Pékin face à l'Asie centrale
Est-il opportun de s'intéresser aux états d'Asie centrale, comme le Kazakhstan, l’Ouzbékistan, le Kirghizstan, le Tadjikistan ou le Turkménistan ? Ils sont, dans notre souvenir, un lieu du pouvoir soviétique défunt, mais nous n'avons sans doute pas mesuré combien ils sont devenus un enjeu essentiel de ce qui se passe en Asie pour des motifs géographiques et culturels, mais aussi de ressources minérales. Les influences russes persistent, mais Pékin, Ankara et Téhéran sont entrés dans un "Grand Jeu" diplomatique, titre de ce remarquable livre. Certes, prédire l'avenir n'est pas plus simple ici qu'ailleurs et même sans doute moins. Mais mesurer les enjeux, comprendre les attentes des compétiteurs et, tout simplement, mieux connaître ces pays est une donnée de culture générale plutôt rare, qu'offre ce livre.
La Chine est incontestablement l'acteur qui a le plus profondément changé depuis la fin du soviétisme et dont les ambitions ont peu à peu reçu les moyens nécessaires, économiques et militaires, apportés par la richesse croissante de la Chine. En face, la Russie a non seulement perdu son autorité légale sur ces immenses territoires, mais aussi, progressivement, les moyens de ses ambitions, son PIB étant moins du 10e de celui de la Chine. S'il est facile de comprendre la rivalité qui s'exerce là entre eux pour le contrôle des immenses richesses minérales de ces pays, il l'est aussi de voir dans un tel rapport de forces une des clés de l'avenir de ces pays.
De plus, pour la Chine, ces pays ont un intérêt stratégique essentiel, celui d'être traversé par les "Nouvelles routes de la soie", ces voies en cours d'établissement du trafic commercial vers l'Ouest et véhicules de l'influence "soft" de ce pays. La Chine est par ailleurs un partenaire commercial essentiel de cette Asie Centrale qui renforce ainsi sa position au fur et à mesure de la croissance de sa production industrielle et des besoins considérables qu'elle entraîne.
Le livre montre bien le jeu stratégique mené par la Chine, qui, là comme au Xinjiang, espère apporter paix et harmonie et donc reconnaissance, en aidant le développement économique de ses partenaires. Elle traite ses Nouvelles routes de la soie comme un vecteur de cette politique (le Tianxia). Réussira-t-elle ? L'auteur est réservé sur le succès de cette stratégie qui, jusqu'ici, n'a pas fonctionné au Xinjiang et qui apparaît comme un piège d'endettement pour les pays concernés, qui sont donc partiellement sur la défensive.

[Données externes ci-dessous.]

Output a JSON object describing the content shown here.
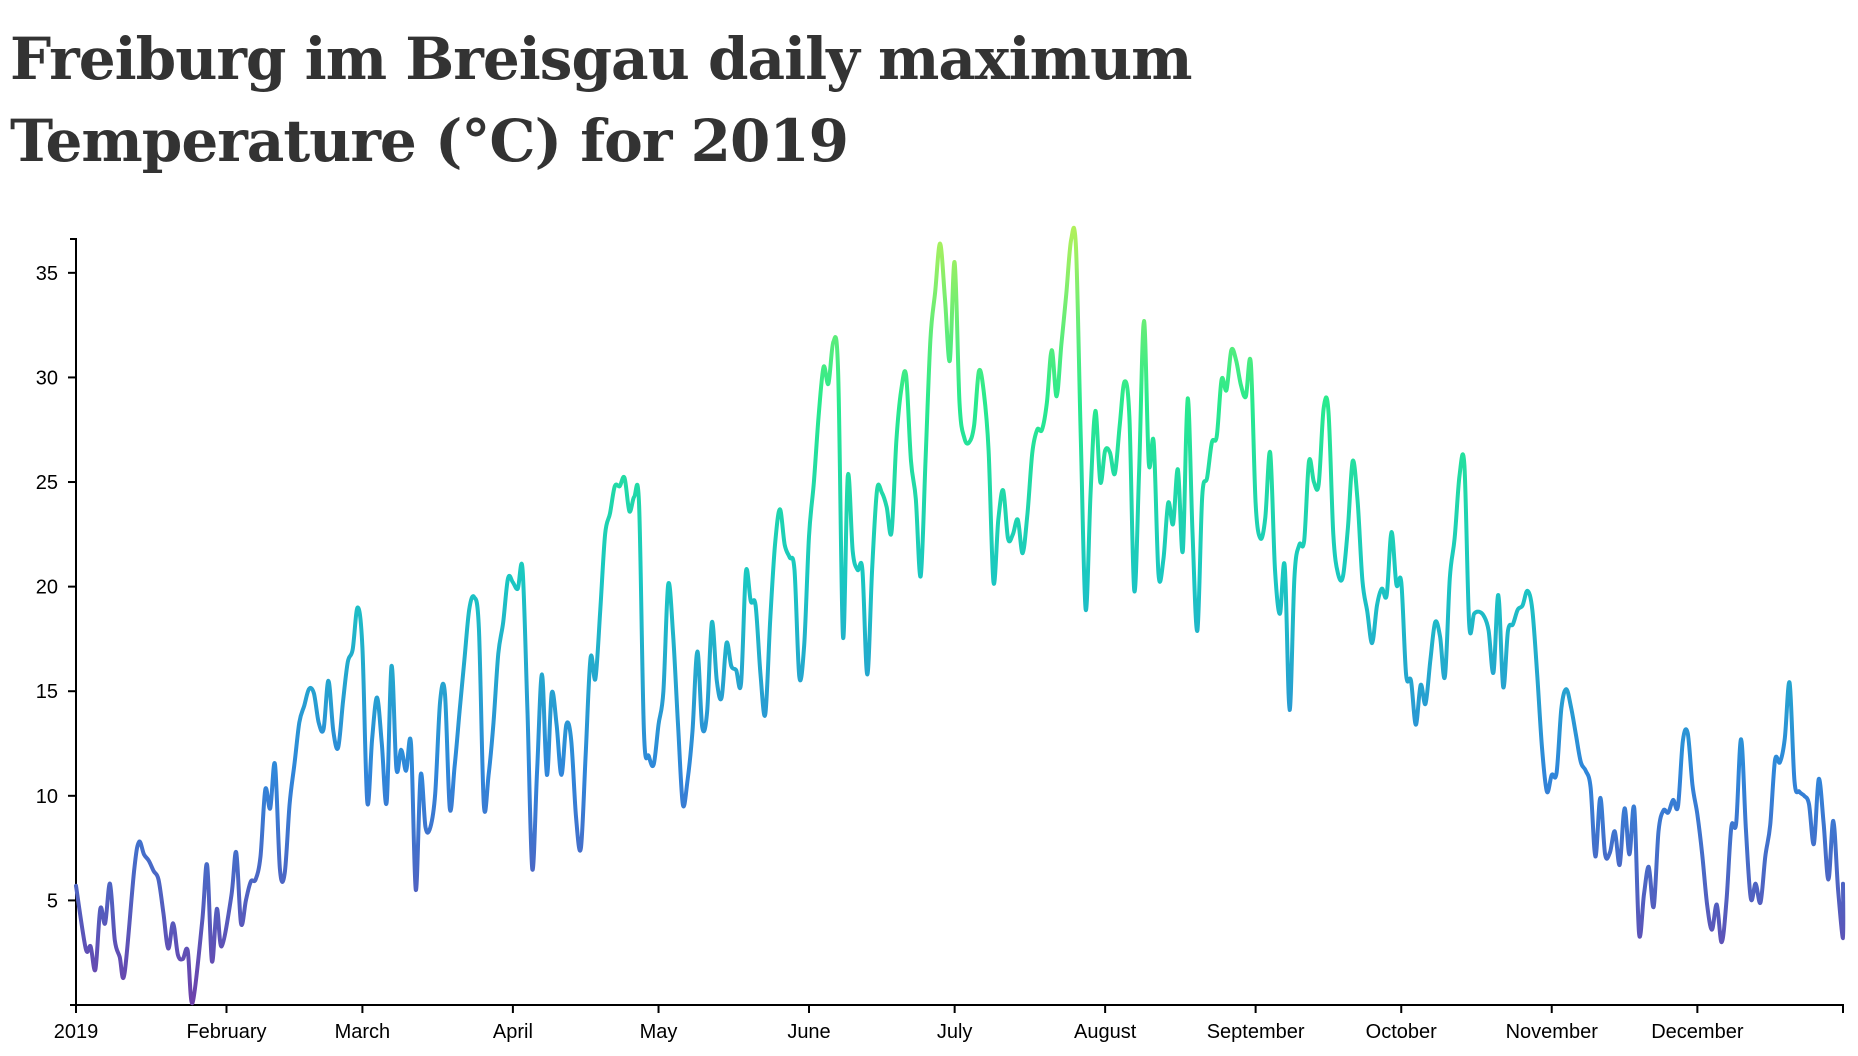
{
  "chart_data": {
    "type": "line",
    "title": "Freiburg im Breisgau daily maximum Temperature (°C) for 2019",
    "xlabel": "",
    "ylabel": "",
    "grid": false,
    "legend": "none",
    "year": 2019,
    "ylim": [
      0,
      37
    ],
    "y_ticks": [
      5,
      10,
      15,
      20,
      25,
      30,
      35
    ],
    "x_tick_labels": [
      "2019",
      "February",
      "March",
      "April",
      "May",
      "June",
      "July",
      "August",
      "September",
      "October",
      "November",
      "December"
    ],
    "x_tick_dates": [
      "2019-01-01",
      "2019-02-01",
      "2019-03-01",
      "2019-04-01",
      "2019-05-01",
      "2019-06-01",
      "2019-07-01",
      "2019-08-01",
      "2019-09-01",
      "2019-10-01",
      "2019-11-01",
      "2019-12-01",
      "2019-12-31"
    ],
    "color_scale": {
      "low": "#6e40aa",
      "mid_low": "#2f86da",
      "mid": "#1ac7c2",
      "mid_high": "#28ea8d",
      "high": "#aff05b"
    },
    "line_color_ref": {
      "low_temp": 0,
      "high_temp": 37
    },
    "points": [
      [
        "2019-01-01",
        5.7
      ],
      [
        "2019-01-03",
        2.7
      ],
      [
        "2019-01-04",
        2.8
      ],
      [
        "2019-01-05",
        1.7
      ],
      [
        "2019-01-06",
        4.6
      ],
      [
        "2019-01-07",
        3.9
      ],
      [
        "2019-01-08",
        5.8
      ],
      [
        "2019-01-09",
        3.1
      ],
      [
        "2019-01-10",
        2.3
      ],
      [
        "2019-01-11",
        1.5
      ],
      [
        "2019-01-13",
        6.5
      ],
      [
        "2019-01-14",
        7.8
      ],
      [
        "2019-01-15",
        7.2
      ],
      [
        "2019-01-16",
        6.9
      ],
      [
        "2019-01-17",
        6.4
      ],
      [
        "2019-01-18",
        6.0
      ],
      [
        "2019-01-19",
        4.4
      ],
      [
        "2019-01-20",
        2.7
      ],
      [
        "2019-01-21",
        3.9
      ],
      [
        "2019-01-22",
        2.4
      ],
      [
        "2019-01-23",
        2.2
      ],
      [
        "2019-01-24",
        2.6
      ],
      [
        "2019-01-25",
        0.1
      ],
      [
        "2019-01-27",
        4.0
      ],
      [
        "2019-01-28",
        6.7
      ],
      [
        "2019-01-29",
        2.1
      ],
      [
        "2019-01-30",
        4.6
      ],
      [
        "2019-01-31",
        2.8
      ],
      [
        "2019-02-02",
        5.2
      ],
      [
        "2019-02-03",
        7.3
      ],
      [
        "2019-02-04",
        3.9
      ],
      [
        "2019-02-05",
        5.0
      ],
      [
        "2019-02-06",
        5.9
      ],
      [
        "2019-02-07",
        6.0
      ],
      [
        "2019-02-08",
        7.1
      ],
      [
        "2019-02-09",
        10.3
      ],
      [
        "2019-02-10",
        9.4
      ],
      [
        "2019-02-11",
        11.5
      ],
      [
        "2019-02-12",
        6.5
      ],
      [
        "2019-02-13",
        6.3
      ],
      [
        "2019-02-14",
        9.6
      ],
      [
        "2019-02-15",
        11.5
      ],
      [
        "2019-02-16",
        13.5
      ],
      [
        "2019-02-17",
        14.3
      ],
      [
        "2019-02-18",
        15.1
      ],
      [
        "2019-02-19",
        14.9
      ],
      [
        "2019-02-20",
        13.5
      ],
      [
        "2019-02-21",
        13.2
      ],
      [
        "2019-02-22",
        15.5
      ],
      [
        "2019-02-23",
        13.1
      ],
      [
        "2019-02-24",
        12.3
      ],
      [
        "2019-02-25",
        14.5
      ],
      [
        "2019-02-26",
        16.4
      ],
      [
        "2019-02-27",
        17.0
      ],
      [
        "2019-02-28",
        19.0
      ],
      [
        "2019-03-01",
        17.1
      ],
      [
        "2019-03-02",
        9.7
      ],
      [
        "2019-03-03",
        12.7
      ],
      [
        "2019-03-04",
        14.7
      ],
      [
        "2019-03-05",
        12.5
      ],
      [
        "2019-03-06",
        9.7
      ],
      [
        "2019-03-07",
        16.2
      ],
      [
        "2019-03-08",
        11.3
      ],
      [
        "2019-03-09",
        12.2
      ],
      [
        "2019-03-10",
        11.2
      ],
      [
        "2019-03-11",
        12.5
      ],
      [
        "2019-03-12",
        5.5
      ],
      [
        "2019-03-13",
        11.0
      ],
      [
        "2019-03-14",
        8.5
      ],
      [
        "2019-03-15",
        8.5
      ],
      [
        "2019-03-16",
        10.1
      ],
      [
        "2019-03-17",
        14.5
      ],
      [
        "2019-03-18",
        14.9
      ],
      [
        "2019-03-19",
        9.4
      ],
      [
        "2019-03-20",
        11.4
      ],
      [
        "2019-03-21",
        14.0
      ],
      [
        "2019-03-22",
        16.5
      ],
      [
        "2019-03-23",
        18.9
      ],
      [
        "2019-03-24",
        19.5
      ],
      [
        "2019-03-25",
        18.0
      ],
      [
        "2019-03-26",
        9.6
      ],
      [
        "2019-03-27",
        11.0
      ],
      [
        "2019-03-28",
        13.5
      ],
      [
        "2019-03-29",
        16.8
      ],
      [
        "2019-03-30",
        18.3
      ],
      [
        "2019-03-31",
        20.4
      ],
      [
        "2019-04-01",
        20.2
      ],
      [
        "2019-04-02",
        19.9
      ],
      [
        "2019-04-03",
        20.8
      ],
      [
        "2019-04-04",
        14.0
      ],
      [
        "2019-04-05",
        6.5
      ],
      [
        "2019-04-06",
        11.3
      ],
      [
        "2019-04-07",
        15.8
      ],
      [
        "2019-04-08",
        11.0
      ],
      [
        "2019-04-09",
        14.9
      ],
      [
        "2019-04-10",
        13.4
      ],
      [
        "2019-04-11",
        11.0
      ],
      [
        "2019-04-12",
        13.4
      ],
      [
        "2019-04-13",
        12.7
      ],
      [
        "2019-04-14",
        9.0
      ],
      [
        "2019-04-15",
        7.5
      ],
      [
        "2019-04-16",
        12.0
      ],
      [
        "2019-04-17",
        16.6
      ],
      [
        "2019-04-18",
        15.6
      ],
      [
        "2019-04-19",
        18.9
      ],
      [
        "2019-04-20",
        22.5
      ],
      [
        "2019-04-21",
        23.5
      ],
      [
        "2019-04-22",
        24.8
      ],
      [
        "2019-04-23",
        24.8
      ],
      [
        "2019-04-24",
        25.2
      ],
      [
        "2019-04-25",
        23.6
      ],
      [
        "2019-04-26",
        24.3
      ],
      [
        "2019-04-27",
        23.9
      ],
      [
        "2019-04-28",
        13.0
      ],
      [
        "2019-04-29",
        11.9
      ],
      [
        "2019-04-30",
        11.5
      ],
      [
        "2019-05-01",
        13.4
      ],
      [
        "2019-05-02",
        15.0
      ],
      [
        "2019-05-03",
        20.1
      ],
      [
        "2019-05-04",
        17.7
      ],
      [
        "2019-05-05",
        13.5
      ],
      [
        "2019-05-06",
        9.6
      ],
      [
        "2019-05-07",
        10.8
      ],
      [
        "2019-05-08",
        13.1
      ],
      [
        "2019-05-09",
        16.9
      ],
      [
        "2019-05-10",
        13.3
      ],
      [
        "2019-05-11",
        14.0
      ],
      [
        "2019-05-12",
        18.3
      ],
      [
        "2019-05-13",
        15.5
      ],
      [
        "2019-05-14",
        14.7
      ],
      [
        "2019-05-15",
        17.3
      ],
      [
        "2019-05-16",
        16.2
      ],
      [
        "2019-05-17",
        16.0
      ],
      [
        "2019-05-18",
        15.4
      ],
      [
        "2019-05-19",
        20.7
      ],
      [
        "2019-05-20",
        19.3
      ],
      [
        "2019-05-21",
        19.1
      ],
      [
        "2019-05-22",
        15.8
      ],
      [
        "2019-05-23",
        13.9
      ],
      [
        "2019-05-24",
        18.4
      ],
      [
        "2019-05-25",
        22.0
      ],
      [
        "2019-05-26",
        23.7
      ],
      [
        "2019-05-27",
        22.0
      ],
      [
        "2019-05-28",
        21.4
      ],
      [
        "2019-05-29",
        20.8
      ],
      [
        "2019-05-30",
        15.7
      ],
      [
        "2019-05-31",
        17.2
      ],
      [
        "2019-06-01",
        22.4
      ],
      [
        "2019-06-02",
        25.0
      ],
      [
        "2019-06-03",
        28.2
      ],
      [
        "2019-06-04",
        30.5
      ],
      [
        "2019-06-05",
        29.7
      ],
      [
        "2019-06-06",
        31.7
      ],
      [
        "2019-06-07",
        30.3
      ],
      [
        "2019-06-08",
        17.6
      ],
      [
        "2019-06-09",
        25.3
      ],
      [
        "2019-06-10",
        21.7
      ],
      [
        "2019-06-11",
        20.8
      ],
      [
        "2019-06-12",
        20.8
      ],
      [
        "2019-06-13",
        15.8
      ],
      [
        "2019-06-14",
        20.8
      ],
      [
        "2019-06-15",
        24.6
      ],
      [
        "2019-06-16",
        24.5
      ],
      [
        "2019-06-17",
        23.8
      ],
      [
        "2019-06-18",
        22.6
      ],
      [
        "2019-06-19",
        27.0
      ],
      [
        "2019-06-20",
        29.4
      ],
      [
        "2019-06-21",
        30.1
      ],
      [
        "2019-06-22",
        26.0
      ],
      [
        "2019-06-23",
        24.2
      ],
      [
        "2019-06-24",
        20.5
      ],
      [
        "2019-06-25",
        26.0
      ],
      [
        "2019-06-26",
        31.8
      ],
      [
        "2019-06-27",
        34.1
      ],
      [
        "2019-06-28",
        36.4
      ],
      [
        "2019-06-29",
        33.8
      ],
      [
        "2019-06-30",
        30.8
      ],
      [
        "2019-07-01",
        35.5
      ],
      [
        "2019-07-02",
        28.8
      ],
      [
        "2019-07-03",
        27.1
      ],
      [
        "2019-07-04",
        26.9
      ],
      [
        "2019-07-05",
        27.7
      ],
      [
        "2019-07-06",
        30.3
      ],
      [
        "2019-07-07",
        29.3
      ],
      [
        "2019-07-08",
        26.5
      ],
      [
        "2019-07-09",
        20.2
      ],
      [
        "2019-07-10",
        23.2
      ],
      [
        "2019-07-11",
        24.6
      ],
      [
        "2019-07-12",
        22.3
      ],
      [
        "2019-07-13",
        22.5
      ],
      [
        "2019-07-14",
        23.2
      ],
      [
        "2019-07-15",
        21.6
      ],
      [
        "2019-07-16",
        23.5
      ],
      [
        "2019-07-17",
        26.4
      ],
      [
        "2019-07-18",
        27.5
      ],
      [
        "2019-07-19",
        27.5
      ],
      [
        "2019-07-20",
        28.8
      ],
      [
        "2019-07-21",
        31.3
      ],
      [
        "2019-07-22",
        29.1
      ],
      [
        "2019-07-23",
        31.6
      ],
      [
        "2019-07-24",
        34.0
      ],
      [
        "2019-07-25",
        36.6
      ],
      [
        "2019-07-26",
        36.2
      ],
      [
        "2019-07-27",
        26.9
      ],
      [
        "2019-07-28",
        18.9
      ],
      [
        "2019-07-29",
        24.5
      ],
      [
        "2019-07-30",
        28.4
      ],
      [
        "2019-07-31",
        25.0
      ],
      [
        "2019-08-01",
        26.5
      ],
      [
        "2019-08-02",
        26.4
      ],
      [
        "2019-08-03",
        25.4
      ],
      [
        "2019-08-04",
        27.7
      ],
      [
        "2019-08-05",
        29.8
      ],
      [
        "2019-08-06",
        28.1
      ],
      [
        "2019-08-07",
        19.8
      ],
      [
        "2019-08-08",
        25.5
      ],
      [
        "2019-08-09",
        32.7
      ],
      [
        "2019-08-10",
        25.9
      ],
      [
        "2019-08-11",
        26.9
      ],
      [
        "2019-08-12",
        20.6
      ],
      [
        "2019-08-13",
        21.3
      ],
      [
        "2019-08-14",
        24.0
      ],
      [
        "2019-08-15",
        23.0
      ],
      [
        "2019-08-16",
        25.6
      ],
      [
        "2019-08-17",
        21.7
      ],
      [
        "2019-08-18",
        29.0
      ],
      [
        "2019-08-19",
        22.6
      ],
      [
        "2019-08-20",
        17.9
      ],
      [
        "2019-08-21",
        24.3
      ],
      [
        "2019-08-22",
        25.2
      ],
      [
        "2019-08-23",
        26.9
      ],
      [
        "2019-08-24",
        27.2
      ],
      [
        "2019-08-25",
        29.9
      ],
      [
        "2019-08-26",
        29.4
      ],
      [
        "2019-08-27",
        31.3
      ],
      [
        "2019-08-28",
        30.8
      ],
      [
        "2019-08-29",
        29.6
      ],
      [
        "2019-08-30",
        29.1
      ],
      [
        "2019-08-31",
        30.7
      ],
      [
        "2019-09-01",
        24.0
      ],
      [
        "2019-09-02",
        22.3
      ],
      [
        "2019-09-03",
        23.3
      ],
      [
        "2019-09-04",
        26.4
      ],
      [
        "2019-09-05",
        20.8
      ],
      [
        "2019-09-06",
        18.7
      ],
      [
        "2019-09-07",
        21.0
      ],
      [
        "2019-09-08",
        14.1
      ],
      [
        "2019-09-09",
        20.5
      ],
      [
        "2019-09-10",
        22.0
      ],
      [
        "2019-09-11",
        22.2
      ],
      [
        "2019-09-12",
        26.0
      ],
      [
        "2019-09-13",
        25.0
      ],
      [
        "2019-09-14",
        24.9
      ],
      [
        "2019-09-15",
        28.5
      ],
      [
        "2019-09-16",
        28.4
      ],
      [
        "2019-09-17",
        22.5
      ],
      [
        "2019-09-18",
        20.6
      ],
      [
        "2019-09-19",
        20.5
      ],
      [
        "2019-09-20",
        22.8
      ],
      [
        "2019-09-21",
        26.0
      ],
      [
        "2019-09-22",
        24.1
      ],
      [
        "2019-09-23",
        20.3
      ],
      [
        "2019-09-24",
        18.8
      ],
      [
        "2019-09-25",
        17.3
      ],
      [
        "2019-09-26",
        19.1
      ],
      [
        "2019-09-27",
        19.9
      ],
      [
        "2019-09-28",
        19.6
      ],
      [
        "2019-09-29",
        22.6
      ],
      [
        "2019-09-30",
        20.1
      ],
      [
        "2019-10-01",
        20.2
      ],
      [
        "2019-10-02",
        15.8
      ],
      [
        "2019-10-03",
        15.5
      ],
      [
        "2019-10-04",
        13.4
      ],
      [
        "2019-10-05",
        15.3
      ],
      [
        "2019-10-06",
        14.4
      ],
      [
        "2019-10-07",
        16.5
      ],
      [
        "2019-10-08",
        18.3
      ],
      [
        "2019-10-09",
        17.6
      ],
      [
        "2019-10-10",
        15.7
      ],
      [
        "2019-10-11",
        20.4
      ],
      [
        "2019-10-12",
        22.3
      ],
      [
        "2019-10-13",
        25.3
      ],
      [
        "2019-10-14",
        25.8
      ],
      [
        "2019-10-15",
        18.2
      ],
      [
        "2019-10-16",
        18.7
      ],
      [
        "2019-10-17",
        18.8
      ],
      [
        "2019-10-18",
        18.6
      ],
      [
        "2019-10-19",
        17.9
      ],
      [
        "2019-10-20",
        15.9
      ],
      [
        "2019-10-21",
        19.6
      ],
      [
        "2019-10-22",
        15.2
      ],
      [
        "2019-10-23",
        17.9
      ],
      [
        "2019-10-24",
        18.2
      ],
      [
        "2019-10-25",
        18.9
      ],
      [
        "2019-10-26",
        19.1
      ],
      [
        "2019-10-27",
        19.8
      ],
      [
        "2019-10-28",
        18.9
      ],
      [
        "2019-10-29",
        15.8
      ],
      [
        "2019-10-30",
        12.3
      ],
      [
        "2019-10-31",
        10.2
      ],
      [
        "2019-11-01",
        11.0
      ],
      [
        "2019-11-02",
        11.1
      ],
      [
        "2019-11-03",
        14.2
      ],
      [
        "2019-11-04",
        15.1
      ],
      [
        "2019-11-05",
        14.2
      ],
      [
        "2019-11-06",
        12.9
      ],
      [
        "2019-11-07",
        11.6
      ],
      [
        "2019-11-08",
        11.2
      ],
      [
        "2019-11-09",
        10.4
      ],
      [
        "2019-11-10",
        7.1
      ],
      [
        "2019-11-11",
        9.9
      ],
      [
        "2019-11-12",
        7.2
      ],
      [
        "2019-11-13",
        7.3
      ],
      [
        "2019-11-14",
        8.3
      ],
      [
        "2019-11-15",
        6.7
      ],
      [
        "2019-11-16",
        9.4
      ],
      [
        "2019-11-17",
        7.2
      ],
      [
        "2019-11-18",
        9.4
      ],
      [
        "2019-11-19",
        3.4
      ],
      [
        "2019-11-20",
        5.3
      ],
      [
        "2019-11-21",
        6.6
      ],
      [
        "2019-11-22",
        4.7
      ],
      [
        "2019-11-23",
        8.3
      ],
      [
        "2019-11-24",
        9.3
      ],
      [
        "2019-11-25",
        9.2
      ],
      [
        "2019-11-26",
        9.8
      ],
      [
        "2019-11-27",
        9.5
      ],
      [
        "2019-11-28",
        12.6
      ],
      [
        "2019-11-29",
        13.0
      ],
      [
        "2019-11-30",
        10.5
      ],
      [
        "2019-12-01",
        9.1
      ],
      [
        "2019-12-02",
        7.2
      ],
      [
        "2019-12-03",
        4.8
      ],
      [
        "2019-12-04",
        3.6
      ],
      [
        "2019-12-05",
        4.8
      ],
      [
        "2019-12-06",
        3.0
      ],
      [
        "2019-12-07",
        5.0
      ],
      [
        "2019-12-08",
        8.5
      ],
      [
        "2019-12-09",
        8.7
      ],
      [
        "2019-12-10",
        12.7
      ],
      [
        "2019-12-11",
        8.4
      ],
      [
        "2019-12-12",
        5.1
      ],
      [
        "2019-12-13",
        5.8
      ],
      [
        "2019-12-14",
        4.9
      ],
      [
        "2019-12-15",
        7.1
      ],
      [
        "2019-12-16",
        8.6
      ],
      [
        "2019-12-17",
        11.7
      ],
      [
        "2019-12-18",
        11.6
      ],
      [
        "2019-12-19",
        12.7
      ],
      [
        "2019-12-20",
        15.4
      ],
      [
        "2019-12-21",
        10.7
      ],
      [
        "2019-12-22",
        10.2
      ],
      [
        "2019-12-23",
        10.0
      ],
      [
        "2019-12-24",
        9.6
      ],
      [
        "2019-12-25",
        7.7
      ],
      [
        "2019-12-26",
        10.8
      ],
      [
        "2019-12-27",
        8.7
      ],
      [
        "2019-12-28",
        6.0
      ],
      [
        "2019-12-29",
        8.8
      ],
      [
        "2019-12-30",
        5.5
      ],
      [
        "2019-12-31",
        3.2
      ],
      [
        "2019-12-31",
        5.8
      ]
    ]
  }
}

De plus, l'auteur nous fait plonger dans les méandres obscurs de la maladie de l'Islam qu'est le terrorisme dans ses variantes multiples. Chacun des pays de l'Asie centrale y est confronté, avec des réactions aussi différentes qu'il y a de pays, sans oublier le rôle joué par l'Afghanistan ou même le Pakistan, ce que l'Inde ne peut d'ailleurs pas ignorer. Quant à la Chine, elle y est confrontée dans son rapport tendu devenu violent avec les populations ouïghoures, montrant ainsi une réalité d'exercice du pouvoir qui ne joue pas en sa faveur dans ces enjeux.
Ajoutons au passage les influences encore vivantes que la Perse a eues sur certains de ces pays et celles du rêve panturc issu des souvenirs ottomans, ce que la Turquie joue dans ce "Grand Jeu". Ces liens persistants, même modestes, ajoutent à la complexité de cette situation que l'Europe ne peut pas et ne doit pas négliger pour la sécurité de ses approvisionnements stratégiques et parce que la rivalité Russie - Chine dans cette région peut conduire à des développements qui ne peuvent que la concerner.
Merci donc à ce livre, à l'extraordinaire masse d'informations et de propositions qu'il apporte. Ceci a été permis par l'intime connaissance que l'auteur a de ce monde si lointain pour la majorité d'entre nous. Connaissance académique profonde, mais aussi vécue, qui lui permet de sonner souvent si juste.